This post is the second in a “mini-series” where I’ll document how I’m working with some different APIs for custom reporting in Power BI and Excel. Today’s post is about Harvest again, but only in general terms. The example is their time_entries endpoint but what I’m really covering today I would term more generically as “iterating over a known number of pages” when calling an API.

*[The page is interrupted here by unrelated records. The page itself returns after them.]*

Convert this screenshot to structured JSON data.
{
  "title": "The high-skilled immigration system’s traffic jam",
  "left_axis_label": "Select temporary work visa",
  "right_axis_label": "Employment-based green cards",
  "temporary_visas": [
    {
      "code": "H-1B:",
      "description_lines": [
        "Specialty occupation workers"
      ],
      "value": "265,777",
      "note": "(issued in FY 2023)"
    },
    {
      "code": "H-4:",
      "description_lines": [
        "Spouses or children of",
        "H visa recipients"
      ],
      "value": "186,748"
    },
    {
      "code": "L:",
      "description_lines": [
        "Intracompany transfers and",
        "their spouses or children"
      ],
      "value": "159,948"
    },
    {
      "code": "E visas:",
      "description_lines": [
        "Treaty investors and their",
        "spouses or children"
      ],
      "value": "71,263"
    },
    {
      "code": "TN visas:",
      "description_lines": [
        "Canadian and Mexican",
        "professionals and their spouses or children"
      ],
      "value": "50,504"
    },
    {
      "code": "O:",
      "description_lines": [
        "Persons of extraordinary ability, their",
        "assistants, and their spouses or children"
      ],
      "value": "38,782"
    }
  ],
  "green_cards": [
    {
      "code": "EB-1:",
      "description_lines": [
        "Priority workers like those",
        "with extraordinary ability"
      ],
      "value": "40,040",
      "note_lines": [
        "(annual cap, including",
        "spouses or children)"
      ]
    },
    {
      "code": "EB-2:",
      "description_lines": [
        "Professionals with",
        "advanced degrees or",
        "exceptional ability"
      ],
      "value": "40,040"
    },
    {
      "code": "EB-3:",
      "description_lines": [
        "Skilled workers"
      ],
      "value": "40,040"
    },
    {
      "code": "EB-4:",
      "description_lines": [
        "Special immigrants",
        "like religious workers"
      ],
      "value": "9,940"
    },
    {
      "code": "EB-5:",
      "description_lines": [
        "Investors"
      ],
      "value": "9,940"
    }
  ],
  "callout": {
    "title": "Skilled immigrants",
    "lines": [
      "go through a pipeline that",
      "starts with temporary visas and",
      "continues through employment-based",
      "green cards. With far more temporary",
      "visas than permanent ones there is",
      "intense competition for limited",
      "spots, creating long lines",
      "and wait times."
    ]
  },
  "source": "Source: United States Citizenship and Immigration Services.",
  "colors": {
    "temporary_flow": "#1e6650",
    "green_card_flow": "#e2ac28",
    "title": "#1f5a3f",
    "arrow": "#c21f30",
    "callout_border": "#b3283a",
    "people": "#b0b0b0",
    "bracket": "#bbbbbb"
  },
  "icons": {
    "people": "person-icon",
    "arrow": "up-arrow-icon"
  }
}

There has been one post in the series so far plus this post:
- Connecting to Harvest in Power Query
- Pagination in Power Query (known number of pages) ** this post
In this post, I will describe the following items:
- When to use pagination techniques
- Updating the query to add in a pagination technique
- Transforming the results into data
When to use pagination techniques
The short answer is “it depends”. My opinion is this: use queries with pagination techniques built in for anything where there is a chance of getting more than one page of results back. If I use Harvest for context here, time_entries for sure requires pagination, but clients may not. I have 20 client records in that endpoint now, and a page limit of 100 records so I feel safe ignoring pagination on a “clients” endpoint for now, it will be years before I have 5x that many customers. At some point there is a tipping point for including pagination in the query, and only you can decide what that is based on the underlying data you are pulling in. If my client list had 50 or 60 records in it, I would likely add pagination to that if I were pulling in client details to Power Query. It adds a relatively minimal overhead to the query.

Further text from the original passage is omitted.